NAT + Anycast == Love ?
After the offer for Anycast was posted here on LES, it got me thinking if this would be an interesting idea to implement into the NAT world?
I can see a positive thing about having numerous (cheap) locations around the globe, all accessible via anycast.
As NAT, a single setup adding the shared IPv4 would make it easy to maintain in that aspect.
I would like the community input on pros and cons, would you be interested in using Anycast?
Please, sit down in groups of three and discuss ....
Comments
Pro: for a low-end project, anycast can cost several times more than the VPS's themselves, which makes it pretty hard to justify. If you can share an anycast IP among a lot of people and have a reasonable traffic allowance due to bulk purchase, it could push the price to a viable point... depends what the price actually is.
Con: a big use for anycast is own DNS, and since that's UDP it's not playing nicely with NAT. A second issue is redundancy. Since people will not have control of the IP, you'd need to handle any failover for them. Potentially something annoying is if a single container fails but the host is still up, the anycast IP is pointing into a black hole for that container owner - perhaps some HAProxy magic needed too?
Might it also bring some restrictions on location, i.e. for a single anycast IP, I guess the people on that IP would need the same pool of VPS locations? So the "pick any X locations" might not work so good.
But, if I could get a bundle of anycast-enabled VMs at a reasonable price increment, I would be very interested.
YES PLEASE
This would be awesome! I never considered that it might actually work.
Very interesting!
It's a cute idea but tetech's reservations are well taken, and also NAT services are frequent DDOS targets and generally low end enough (many many containers per hardware node) that trying to build high availability services from them seems a bit misguided.
As you say, the traffic is what will be the large portion of the cost for the service.
Really not sure on how to calculate this per customer. Yet....
One idea would be to only open up a couple of ports for the Anycast IP.
Example: only port 80&443 is open (using haproxy to forward to the vps itself).
This would require a container on each location added to the anycast service.
This would require that the user really knows how to setup their service to work on that many locations.
@tetech said:
Thats part of the reason I opened this thread, to get use cases where it would be useful.
Do you speak from experience?
I can’t say I that I’ve had that many occurances of DDoS during my years as a NAT provider.
I would say that the low resources makes them less of a target because there are no single large community running on a 128/256mb container.
I try to build all of my nodes with raid10 if hdd or at least mirrored ssd drives.

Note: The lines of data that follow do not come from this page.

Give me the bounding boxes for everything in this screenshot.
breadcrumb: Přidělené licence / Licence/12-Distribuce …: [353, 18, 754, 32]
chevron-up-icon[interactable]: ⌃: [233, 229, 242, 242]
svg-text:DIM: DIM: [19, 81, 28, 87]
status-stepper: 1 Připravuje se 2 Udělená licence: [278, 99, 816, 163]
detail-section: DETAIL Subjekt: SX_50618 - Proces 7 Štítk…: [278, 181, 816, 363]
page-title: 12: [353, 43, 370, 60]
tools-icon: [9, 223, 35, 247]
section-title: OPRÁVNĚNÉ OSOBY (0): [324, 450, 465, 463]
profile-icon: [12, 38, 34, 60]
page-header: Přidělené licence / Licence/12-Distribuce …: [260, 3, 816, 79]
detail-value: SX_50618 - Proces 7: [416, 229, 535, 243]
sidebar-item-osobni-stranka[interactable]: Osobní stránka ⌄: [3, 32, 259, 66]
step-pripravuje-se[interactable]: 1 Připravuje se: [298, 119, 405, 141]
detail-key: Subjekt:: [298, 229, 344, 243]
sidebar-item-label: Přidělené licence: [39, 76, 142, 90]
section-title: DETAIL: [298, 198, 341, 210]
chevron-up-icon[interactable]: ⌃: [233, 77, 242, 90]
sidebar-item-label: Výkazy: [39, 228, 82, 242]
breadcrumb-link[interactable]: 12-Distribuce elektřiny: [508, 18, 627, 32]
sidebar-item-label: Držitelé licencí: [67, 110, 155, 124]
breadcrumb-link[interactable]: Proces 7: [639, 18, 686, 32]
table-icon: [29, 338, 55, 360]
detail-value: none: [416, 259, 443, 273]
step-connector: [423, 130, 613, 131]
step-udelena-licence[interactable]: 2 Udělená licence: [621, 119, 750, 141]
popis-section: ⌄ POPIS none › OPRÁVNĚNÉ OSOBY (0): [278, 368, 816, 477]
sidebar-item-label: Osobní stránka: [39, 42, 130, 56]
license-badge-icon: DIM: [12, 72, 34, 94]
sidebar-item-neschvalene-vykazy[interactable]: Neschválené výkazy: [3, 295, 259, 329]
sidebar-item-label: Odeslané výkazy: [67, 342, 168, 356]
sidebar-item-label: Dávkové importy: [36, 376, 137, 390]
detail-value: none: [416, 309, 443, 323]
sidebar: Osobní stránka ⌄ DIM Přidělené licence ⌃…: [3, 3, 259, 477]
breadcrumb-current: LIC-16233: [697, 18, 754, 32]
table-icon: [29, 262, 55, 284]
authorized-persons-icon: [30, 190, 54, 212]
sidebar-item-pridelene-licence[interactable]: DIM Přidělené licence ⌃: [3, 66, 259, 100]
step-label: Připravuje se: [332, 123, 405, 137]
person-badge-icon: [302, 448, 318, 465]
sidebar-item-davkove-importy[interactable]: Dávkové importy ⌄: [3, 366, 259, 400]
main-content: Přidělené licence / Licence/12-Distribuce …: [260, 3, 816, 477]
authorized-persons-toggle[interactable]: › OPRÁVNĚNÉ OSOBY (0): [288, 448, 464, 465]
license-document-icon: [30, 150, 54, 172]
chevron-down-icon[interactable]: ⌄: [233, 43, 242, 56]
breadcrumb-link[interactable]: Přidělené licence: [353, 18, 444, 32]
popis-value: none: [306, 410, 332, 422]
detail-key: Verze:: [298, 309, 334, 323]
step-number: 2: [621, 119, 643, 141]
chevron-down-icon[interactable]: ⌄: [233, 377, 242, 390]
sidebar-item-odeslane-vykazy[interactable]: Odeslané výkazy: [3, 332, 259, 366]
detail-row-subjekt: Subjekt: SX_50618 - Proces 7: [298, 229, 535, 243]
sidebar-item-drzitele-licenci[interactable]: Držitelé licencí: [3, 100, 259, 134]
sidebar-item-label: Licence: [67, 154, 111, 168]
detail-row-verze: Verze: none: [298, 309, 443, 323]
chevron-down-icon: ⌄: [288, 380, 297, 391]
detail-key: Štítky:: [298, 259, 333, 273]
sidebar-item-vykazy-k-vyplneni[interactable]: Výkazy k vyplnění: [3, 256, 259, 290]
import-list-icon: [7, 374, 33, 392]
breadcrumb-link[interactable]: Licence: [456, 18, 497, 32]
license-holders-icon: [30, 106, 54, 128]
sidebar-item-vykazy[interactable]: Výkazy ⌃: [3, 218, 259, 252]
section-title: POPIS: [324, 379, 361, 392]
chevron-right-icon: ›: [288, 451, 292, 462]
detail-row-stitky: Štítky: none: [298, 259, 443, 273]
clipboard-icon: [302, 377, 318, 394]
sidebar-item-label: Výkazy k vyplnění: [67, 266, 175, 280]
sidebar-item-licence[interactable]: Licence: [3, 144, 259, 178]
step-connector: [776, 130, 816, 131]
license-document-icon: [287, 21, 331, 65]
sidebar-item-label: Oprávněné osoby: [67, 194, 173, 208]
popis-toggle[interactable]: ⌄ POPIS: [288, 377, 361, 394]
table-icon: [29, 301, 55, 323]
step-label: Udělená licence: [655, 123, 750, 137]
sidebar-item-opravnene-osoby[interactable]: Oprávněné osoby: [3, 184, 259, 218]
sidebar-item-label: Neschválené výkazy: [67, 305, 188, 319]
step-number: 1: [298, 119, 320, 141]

It has never been marketed as being top of the line, latest cpu type of service but it should be stable enough to run a small wiki/wordpress site.
And the cheap price makes it possible to have a failover in case of node issues.
https://clients.mrvm.net
For me the interesting anycast use cases are (a) custom/own DNS, (b) low-latency and/or geo-targeted HTTP(s), and (c) faster failover than DNS in the event a server goes down, and it also reduces the number of "premium DNS lookups" on some managed DNS plans.
This would be fine for the above-mentioned use cases, since DNS servers are not considered on a NAT service anyway. For host-level failures, I would assume you'd take care of removing the host from the list of anycast nodes so traffic goes to the next-closest.
From my (customer) perspective the main thing I'd like to know is how to handle container outages. Example scenario: I have some planned downtime on my US-West VPS due to re-imaging or upgrading the OS, so I don't want anycast traffic coming to that VPS because there is no HTTP server running. So there needs to be some way either for me to manually configure that, or your HAProxy is configured with multiple (lower-priority) backends pointing to other locations, US-East etc.
Yes, so the customer does lose some flexibility in choosing any X locations from your large list (to suit their target audience), and potentially has to buy/maintain more than they need. Not a major problem, but a consideration. Depending on cost (IP vs bandwidth) you could potentially offer a few IPs for "2 continent package", "3 continent package", "4 continent package".
ETA: Thank you for raising the idea, I'm pleased to have the discussion! I don't want to seem negative, just analytical.
I'd be interested in anycast IPv6, if you ever offer that! For all my services with you I only ever use the IPv6 address for inbound connections, I don't use the shared IPv4.